Витька изо всех сил нагружал глаза: я голоден, я хочу жрать, жрать, жрать… Ну давайте родненькие, давайте, не подведите!.. Заклинал изо всех сил — и неожиданно вспомнил: был в его жизни негр, был! Правда, знакомы они были заочно. Годков не помнится сколько назад, когда у него еще была полноценная семья, поехал он с женой Надей и сыном Колюней на дачу картошку окучивать. На автобусной остановке к ним подошли две красногалстучные школьницы с плакатом в руках. Плакат просил, умолял, требовал дать свободу Нельсону Манделе. Девчонки в два голоса словоохотно пояснили: Мандела — хороший негр, которого плохие буржуины упрятали в тюрьму, где тот почти ослеп, и ему срочно нужны деньги на операцию. И под конец — бросив правую руку в пионерский салют — школьницы, напустив на себя строгость, добавили, что долг каждого советского человека и гражданина — помочь слепому борцу с империализмом. Помнится, жена Надюха, то ли от жалости, сейчас думается — сдуру, отдала девчонкам синенькую пятерку. Вы только вдумайтесь: целых пять рублей! По нынешним годам пусть не богатство, но сумма вполне приличная. Тогда на пятерку можно было купить почти литр водки… или двадцать буханок хлеба. Вот так-то! И вот как-то раз, собирал Витька бутылки в парке. Устал, прилег отдохнуть на лавке, на старых газетах. И совершенно случайно уткнулся сначала носом, потом — глазом в статью, в которой крупными буквами фигурировала фамилия Мандела. Витька вскочил, схватил газету и от нее узнал, что тот слепой Мандела стал зрячим президентом страны. Какой именно — узнать не удалось, неизвестный болван варварски уничтожил большую часть газеты. Вот и пришлось гадать: то ли Мандела рулит Америкой, то ли где в Африке заправляет, или еще где президентствует? Да разве угадаешь, на свете этих стран — хоть пруд пруди. Витька тогда, ой как обрадовался, еще бы: его должник — президент! Видно, помогла ему Витькина пятерочка, не мешало бы ему напомнить о прошлом долге. Наверняка, на «синенькую» еще и процентики набежали, что даже очень хорошо. Сейчас эти деньги, ему бы не помешали. Надо только найти точный адрес должника.

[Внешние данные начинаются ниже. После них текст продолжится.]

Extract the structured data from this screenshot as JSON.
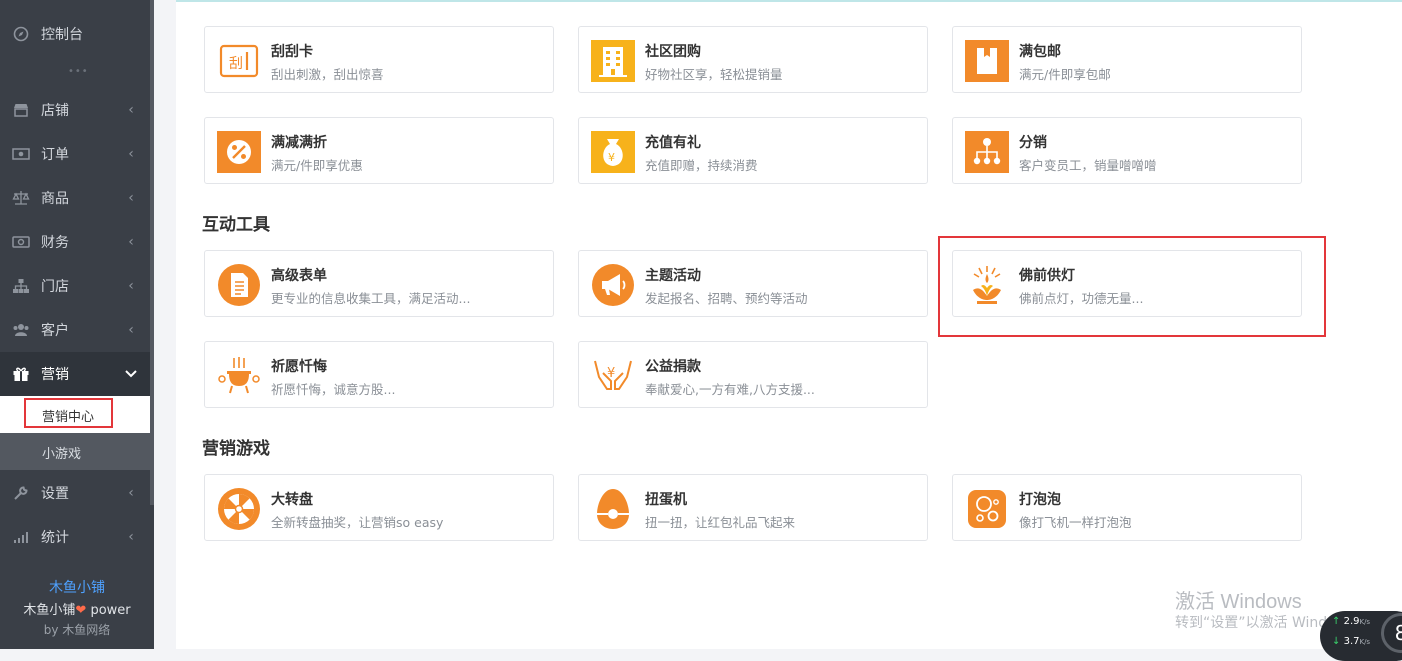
{
  "sidebar": {
    "items": [
      {
        "label": "控制台",
        "icon": "compass-icon"
      },
      {
        "label": "店铺",
        "icon": "store-icon"
      },
      {
        "label": "订单",
        "icon": "order-icon"
      },
      {
        "label": "商品",
        "icon": "scale-icon"
      },
      {
        "label": "财务",
        "icon": "money-icon"
      },
      {
        "label": "门店",
        "icon": "sitemap-icon"
      },
      {
        "label": "客户",
        "icon": "users-icon"
      },
      {
        "label": "营销",
        "icon": "gift-icon"
      },
      {
        "label": "设置",
        "icon": "wrench-icon"
      },
      {
        "label": "统计",
        "icon": "signal-icon"
      }
    ],
    "dots": "•••",
    "submenu": [
      {
        "label": "营销中心"
      },
      {
        "label": "小游戏"
      }
    ],
    "footer": {
      "brand": "木鱼小铺",
      "power_name": "木鱼小铺",
      "power_suffix": "power",
      "by": "by 木鱼网络"
    }
  },
  "cards_top": [
    {
      "title": "刮刮卡",
      "desc": "刮出刺激，刮出惊喜",
      "icon": "scratch-card-icon"
    },
    {
      "title": "社区团购",
      "desc": "好物社区享，轻松提销量",
      "icon": "building-icon"
    },
    {
      "title": "满包邮",
      "desc": "满元/件即享包邮",
      "icon": "package-icon"
    },
    {
      "title": "满减满折",
      "desc": "满元/件即享优惠",
      "icon": "percent-icon"
    },
    {
      "title": "充值有礼",
      "desc": "充值即赠，持续消费",
      "icon": "money-bag-icon"
    },
    {
      "title": "分销",
      "desc": "客户变员工，销量噌噌噌",
      "icon": "distribution-icon"
    }
  ],
  "sections": {
    "interactive": "互动工具",
    "games": "营销游戏"
  },
  "cards_interactive": [
    {
      "title": "高级表单",
      "desc": "更专业的信息收集工具，满足活动...",
      "icon": "form-document-icon"
    },
    {
      "title": "主题活动",
      "desc": "发起报名、招聘、预约等活动",
      "icon": "megaphone-icon"
    },
    {
      "title": "佛前供灯",
      "desc": "佛前点灯，功德无量...",
      "icon": "lotus-lamp-icon"
    },
    {
      "title": "祈愿忏悔",
      "desc": "祈愿忏悔，诚意方股...",
      "icon": "incense-burner-icon"
    },
    {
      "title": "公益捐款",
      "desc": "奉献爱心,一方有难,八方支援...",
      "icon": "donation-hands-icon"
    }
  ],
  "cards_games": [
    {
      "title": "大转盘",
      "desc": "全新转盘抽奖，让营销so easy",
      "icon": "wheel-icon"
    },
    {
      "title": "扭蛋机",
      "desc": "扭一扭，让红包礼品飞起来",
      "icon": "egg-icon"
    },
    {
      "title": "打泡泡",
      "desc": "像打飞机一样打泡泡",
      "icon": "bubbles-icon"
    }
  ],
  "watermark": {
    "line1": "激活 Windows",
    "line2": "转到“设置”以激活 Windows。"
  },
  "network": {
    "up": "2.9",
    "down": "3.7",
    "unit": "K/s",
    "ring": "8"
  },
  "colors": {
    "sidebar_bg": "#3a3f47",
    "accent_orange": "#f28a2a",
    "highlight_red": "#e3363a",
    "brand_blue": "#4ea1ff"
  }
}
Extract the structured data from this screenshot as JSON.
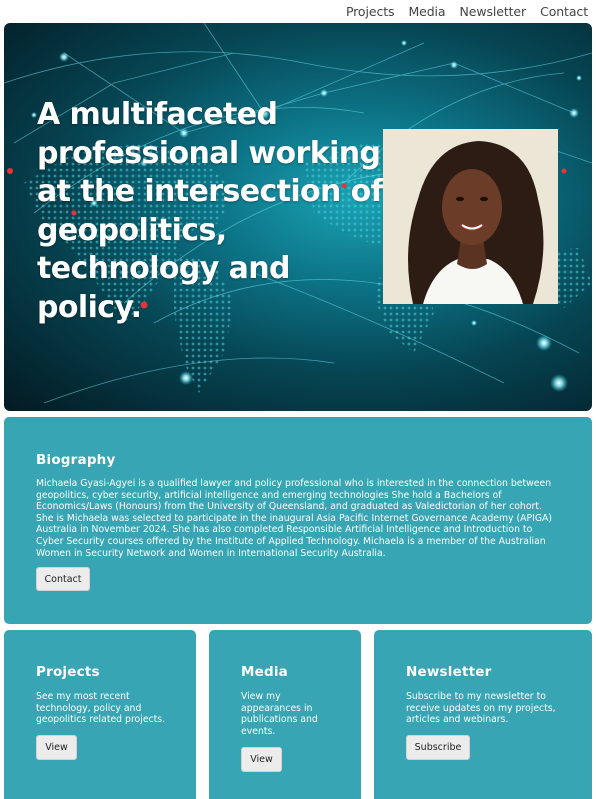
{
  "nav": {
    "items": [
      "Projects",
      "Media",
      "Newsletter",
      "Contact"
    ]
  },
  "hero": {
    "title": "A multifaceted professional working at the intersection of geopolitics, technology and policy.",
    "portrait_icon": "person-photo"
  },
  "biography": {
    "heading": "Biography",
    "text": "Michaela Gyasi-Agyei is a qualified lawyer and policy professional who is interested in the connection between geopolitics, cyber security, artificial intelligence and emerging technologies She hold a Bachelors of Economics/Laws (Honours) from the University of Queensland, and graduated as Valedictorian of her cohort. She is Michaela was selected to participate in the inaugural Asia Pacific Internet Governance Academy (APIGA) Australia in November 2024. She has also completed Responsible Artificial Intelligence and Introduction to Cyber Security courses offered by the Institute of Applied Technology. Michaela is a member of the Australian Women in Security Network and Women in International Security Australia.",
    "button": "Contact"
  },
  "cards": {
    "projects": {
      "heading": "Projects",
      "text": "See my most recent technology, policy and geopolitics related projects.",
      "button": "View"
    },
    "media": {
      "heading": "Media",
      "text": "View my appearances in publications and events.",
      "button": "View"
    },
    "newsletter": {
      "heading": "Newsletter",
      "text": "Subscribe to my newsletter to receive updates on my projects, articles and webinars.",
      "button": "Subscribe"
    }
  },
  "colors": {
    "card": "#37a5b3",
    "hero_dark": "#031a22",
    "hero_glow": "#1aa3b5",
    "button": "#ececec"
  }
}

А что, возможно историческая встреча президента Манделы с неизвестным ему меценатом из далекой холодной страны и состоялась бы, но опять это злоклятое «бы» помешало — на следующий день Витька угодил на десять суток в камеру, как было сказано в приговоре, «за оправление естественных надобностей в общественном месте». Было дело, обрызгал он кинотеатр «Авангард», так по нужде же! Что ему было делать — ждать когда его мочевой пузырь взорвется, как детский шарик? Нет уж, дудки! В городе нет ни одного общественного туалета, а он крайний оказался! Где же справедливость? Да и вообще, этот мир неправильно устроен! Взять того же Манделу. Тебе помогли — ты помоги. Захотел бы он Витькин адрес узнать — на раз бы узнал со своими президентскими возможностями. Так нет же, зажилил процентики, жаба заела, хотя денег, наверняка, чертова пропасть. Все они там пройдохи! Что, не так? Так! Раньше мы этим «манделам» бескорыстно, по-братски помогали и жратвой, и оружием, а главное — деньгами, «бабками», валютой! Вернули они нам ее — шиш с маслом! Со всех сторон нас обложили, войной грозят, санкциями душат — кто нам поможет? Никто! Только на себя остается надеяться да на ту русскую кобылу, что всегда нас вывозила. Так что, извини негр, сейчас ты у меня узнаешь, где наши раки зимуют, ты мне ответишь и за мою сгинувшую пятерку, и за проделки своего земляка и моего должника ответишь — Манделу. Ну, держись морячок!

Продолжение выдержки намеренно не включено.